More details on the OPB News Bureau

I have more details on Oregon Public Broadcasting‘s new News Bureau that’s opening up next month. I spoke with Morgan Holm, Vice President of News and Public Affairs at OPB, last week and he was more than happy to fill in the blanks for me.

First off, it’s primarily for OPB Radio, though the stories will be posted on their website as well. The Bureau will cover all of Central Oregon, not just Bend, and what strikes me as being very cool is the fact that this is almost more of a "virtual" bureau—the reporter will record and file stories on a laptop (with portable audio equipment) and post them to the OPB server (either via email or FTP) as MP3 files.

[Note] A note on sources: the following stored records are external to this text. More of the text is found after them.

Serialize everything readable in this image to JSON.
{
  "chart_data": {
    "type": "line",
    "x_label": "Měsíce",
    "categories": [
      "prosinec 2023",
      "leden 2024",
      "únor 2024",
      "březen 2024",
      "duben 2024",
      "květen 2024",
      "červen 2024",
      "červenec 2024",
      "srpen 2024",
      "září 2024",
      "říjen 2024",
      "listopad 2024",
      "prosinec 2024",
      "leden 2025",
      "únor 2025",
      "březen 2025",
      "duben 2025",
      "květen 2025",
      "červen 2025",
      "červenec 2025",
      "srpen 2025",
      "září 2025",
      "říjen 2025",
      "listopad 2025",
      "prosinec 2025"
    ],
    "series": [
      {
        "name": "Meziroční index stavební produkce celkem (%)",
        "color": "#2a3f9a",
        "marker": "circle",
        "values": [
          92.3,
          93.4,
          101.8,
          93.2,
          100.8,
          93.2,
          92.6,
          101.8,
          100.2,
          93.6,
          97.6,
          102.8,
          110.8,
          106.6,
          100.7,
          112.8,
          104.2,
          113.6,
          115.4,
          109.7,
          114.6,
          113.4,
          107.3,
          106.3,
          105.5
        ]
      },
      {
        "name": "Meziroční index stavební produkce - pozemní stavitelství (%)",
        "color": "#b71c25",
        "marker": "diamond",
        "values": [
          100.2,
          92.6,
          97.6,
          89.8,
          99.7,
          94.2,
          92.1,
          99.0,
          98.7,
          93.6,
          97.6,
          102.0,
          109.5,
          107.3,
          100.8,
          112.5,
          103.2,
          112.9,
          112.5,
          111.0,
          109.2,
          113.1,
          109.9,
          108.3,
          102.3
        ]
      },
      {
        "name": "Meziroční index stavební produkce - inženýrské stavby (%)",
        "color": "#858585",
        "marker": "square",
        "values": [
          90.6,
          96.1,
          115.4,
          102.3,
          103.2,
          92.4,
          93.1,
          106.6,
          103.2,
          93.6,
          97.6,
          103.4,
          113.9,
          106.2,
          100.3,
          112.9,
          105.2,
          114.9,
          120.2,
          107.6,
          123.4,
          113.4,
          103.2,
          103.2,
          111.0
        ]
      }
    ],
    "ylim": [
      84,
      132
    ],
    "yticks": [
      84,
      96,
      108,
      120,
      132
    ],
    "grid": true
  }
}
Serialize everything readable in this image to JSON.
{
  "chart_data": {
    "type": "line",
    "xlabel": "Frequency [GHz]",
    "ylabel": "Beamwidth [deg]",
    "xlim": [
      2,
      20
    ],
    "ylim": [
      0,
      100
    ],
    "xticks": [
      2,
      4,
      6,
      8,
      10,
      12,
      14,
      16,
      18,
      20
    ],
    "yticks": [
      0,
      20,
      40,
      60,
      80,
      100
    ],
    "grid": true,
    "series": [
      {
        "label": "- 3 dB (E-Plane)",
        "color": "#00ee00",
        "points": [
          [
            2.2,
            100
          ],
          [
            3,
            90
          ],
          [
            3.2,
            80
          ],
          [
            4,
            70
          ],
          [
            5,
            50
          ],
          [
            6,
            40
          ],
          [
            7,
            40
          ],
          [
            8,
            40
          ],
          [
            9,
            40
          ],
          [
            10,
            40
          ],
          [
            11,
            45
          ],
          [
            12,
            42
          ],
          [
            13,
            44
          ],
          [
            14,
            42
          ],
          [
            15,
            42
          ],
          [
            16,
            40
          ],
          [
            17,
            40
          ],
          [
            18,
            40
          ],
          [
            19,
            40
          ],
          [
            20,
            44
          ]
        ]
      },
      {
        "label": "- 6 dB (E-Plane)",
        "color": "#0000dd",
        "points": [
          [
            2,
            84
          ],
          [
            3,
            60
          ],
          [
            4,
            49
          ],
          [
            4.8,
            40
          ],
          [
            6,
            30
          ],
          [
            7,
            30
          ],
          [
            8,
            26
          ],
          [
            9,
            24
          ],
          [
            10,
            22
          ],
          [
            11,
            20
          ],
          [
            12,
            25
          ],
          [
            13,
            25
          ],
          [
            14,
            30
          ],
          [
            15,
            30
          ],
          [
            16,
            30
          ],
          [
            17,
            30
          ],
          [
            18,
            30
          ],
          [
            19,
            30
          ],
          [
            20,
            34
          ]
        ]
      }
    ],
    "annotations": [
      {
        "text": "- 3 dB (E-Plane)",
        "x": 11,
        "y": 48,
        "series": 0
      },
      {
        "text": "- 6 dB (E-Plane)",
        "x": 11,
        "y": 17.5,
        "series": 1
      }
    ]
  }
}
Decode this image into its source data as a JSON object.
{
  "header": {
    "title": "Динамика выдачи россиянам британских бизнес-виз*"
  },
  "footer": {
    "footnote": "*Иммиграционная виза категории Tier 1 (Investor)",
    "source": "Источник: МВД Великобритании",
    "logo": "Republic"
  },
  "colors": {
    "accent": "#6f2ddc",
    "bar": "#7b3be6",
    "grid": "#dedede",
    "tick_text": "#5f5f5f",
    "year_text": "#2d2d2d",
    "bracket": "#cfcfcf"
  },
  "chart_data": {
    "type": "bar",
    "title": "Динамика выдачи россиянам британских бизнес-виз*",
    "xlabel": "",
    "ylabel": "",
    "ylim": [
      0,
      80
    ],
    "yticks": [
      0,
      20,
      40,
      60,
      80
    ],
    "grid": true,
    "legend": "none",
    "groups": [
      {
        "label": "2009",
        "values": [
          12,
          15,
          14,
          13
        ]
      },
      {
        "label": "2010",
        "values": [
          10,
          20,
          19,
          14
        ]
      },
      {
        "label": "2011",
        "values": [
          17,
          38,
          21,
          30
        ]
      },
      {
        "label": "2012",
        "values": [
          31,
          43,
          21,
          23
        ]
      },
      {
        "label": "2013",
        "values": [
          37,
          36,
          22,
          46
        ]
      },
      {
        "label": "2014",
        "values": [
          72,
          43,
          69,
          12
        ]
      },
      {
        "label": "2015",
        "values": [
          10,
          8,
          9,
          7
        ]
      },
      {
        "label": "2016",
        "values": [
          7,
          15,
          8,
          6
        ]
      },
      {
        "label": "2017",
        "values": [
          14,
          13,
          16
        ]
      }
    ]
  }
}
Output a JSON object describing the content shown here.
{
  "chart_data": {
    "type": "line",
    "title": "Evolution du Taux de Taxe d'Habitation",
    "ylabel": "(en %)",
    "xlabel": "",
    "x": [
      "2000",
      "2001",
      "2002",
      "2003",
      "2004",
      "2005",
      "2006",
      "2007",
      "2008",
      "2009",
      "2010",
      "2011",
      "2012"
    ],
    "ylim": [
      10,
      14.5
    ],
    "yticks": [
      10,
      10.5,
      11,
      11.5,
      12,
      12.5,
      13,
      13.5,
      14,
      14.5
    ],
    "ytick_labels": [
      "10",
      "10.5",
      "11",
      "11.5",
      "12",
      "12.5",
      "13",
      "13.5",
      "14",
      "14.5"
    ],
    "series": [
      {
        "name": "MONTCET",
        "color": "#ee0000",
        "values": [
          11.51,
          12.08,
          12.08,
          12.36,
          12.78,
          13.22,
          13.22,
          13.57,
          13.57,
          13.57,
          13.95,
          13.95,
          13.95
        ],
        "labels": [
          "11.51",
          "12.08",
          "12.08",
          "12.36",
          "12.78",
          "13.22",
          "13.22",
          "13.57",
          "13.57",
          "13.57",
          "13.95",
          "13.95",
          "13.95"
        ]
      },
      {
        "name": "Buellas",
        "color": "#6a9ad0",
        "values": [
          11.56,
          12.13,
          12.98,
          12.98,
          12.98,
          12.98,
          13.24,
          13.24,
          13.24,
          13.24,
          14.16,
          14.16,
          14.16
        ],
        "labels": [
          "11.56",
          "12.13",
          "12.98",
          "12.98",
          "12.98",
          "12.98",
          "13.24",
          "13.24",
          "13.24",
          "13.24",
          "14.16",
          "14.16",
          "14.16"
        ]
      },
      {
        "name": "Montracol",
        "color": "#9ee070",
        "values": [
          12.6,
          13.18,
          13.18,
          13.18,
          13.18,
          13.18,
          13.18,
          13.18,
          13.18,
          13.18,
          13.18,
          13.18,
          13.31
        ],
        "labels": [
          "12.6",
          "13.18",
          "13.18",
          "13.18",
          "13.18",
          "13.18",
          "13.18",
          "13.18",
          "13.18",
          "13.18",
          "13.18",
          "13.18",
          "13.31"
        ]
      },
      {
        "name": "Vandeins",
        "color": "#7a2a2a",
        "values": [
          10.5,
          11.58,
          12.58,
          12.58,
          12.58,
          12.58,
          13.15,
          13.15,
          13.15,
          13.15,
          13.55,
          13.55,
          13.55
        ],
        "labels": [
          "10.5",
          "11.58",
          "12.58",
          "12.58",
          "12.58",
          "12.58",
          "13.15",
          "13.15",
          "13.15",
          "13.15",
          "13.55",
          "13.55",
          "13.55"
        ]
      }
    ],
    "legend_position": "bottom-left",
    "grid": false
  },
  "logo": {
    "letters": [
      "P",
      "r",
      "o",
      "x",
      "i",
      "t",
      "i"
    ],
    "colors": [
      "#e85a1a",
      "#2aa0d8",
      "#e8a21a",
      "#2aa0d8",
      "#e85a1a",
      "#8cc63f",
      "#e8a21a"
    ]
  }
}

No studio necessary.

This is a much more grassroots and modern direction to take, and definitely shows that OPB is thinking a lot about these issues and about how to do radio (and news) in the modern era of wireless, ubiquitous internet and blogs and podcasts. (OPB does have a podcast feed, incidentally, and you can listen to their radio stream live online.)

Here’s a few snippets from the article Holm wrote for the OPB July Member Guide, which he was kind enough to forward to me:

OPB Radio began broadcasting in Bend in 1986. Since that time, OPB has been represented in the area primarily by excellent engineers who work hard to keep both our radio and television signals on the air. Beginning in July, though, we will open our first news bureau in the region to expand our coverage of central Oregon. We are re-assigning a position from our Portland newsroom, and we have hired Ethan Lindsey to fill that position.

In the early 1990’s, OPB brought Oregon Considered, our daily news program, to Bend for an entire week each summer. Back then, it took two people and a trunkload of cassette tape machines, reel-to-reel tape decks, phone coupler units and microphones to produce the show. Central Oregon Community College allowed us to use their board room to set up a mini-studio for our live broadcast each afternoon. Those shows “on the road” were great opportunities for us to meet people and hear stories that we wouldn’t have encountered during a quick trip to the area or through covering a story by phone.

Today, we can put together news stories and entire shows with much less equipment. OPB’s reporters record interviews on machines that use Flash card memory (the same little cards you find in a digital camera). A laptop computer has all the necessary software to produce top-quality audio stories. And instead of filing those stories by phone, our reporters can e-mail them or send them to an FTP server, often using a wireless connection. All of that equipment fits in a modest bag that can be carried over the shoulder. In short, it’s much cheaper and easier to set up a bureau virtually anywhere, and our reporters can file the same high quality stories as they can when working out of a studio.

(I added the links and emphasis.)

This is also their first satellite bureau (outside of one in Salem), so this will be something of an experiment for OPB as well. In addition, assuming all goes well with the News Bureau, Holm talked about exploring the possibility of isolating a radio signal in Bend in order to be able to broadcast for Bend only—hyper-local and not piggybacking on another signal/station. That’s still up in the air, though, so there’s no saying (yet) whether that would consist of all-local news or general OPB broadcasts.

Also a possibility: launching a local talk show/call-in show around the first of the year. Again, up in the air, but it sounds like they might send another reporter over to Bend for that.

This is all very cool. I’ve subscribed to a number of the OPB RSS feeds and I’ll be watching closely in July to see when they go live (most likely the second week) and keep track of the local news being generated. I’m quite sure I’ll be blogging more about this during that time.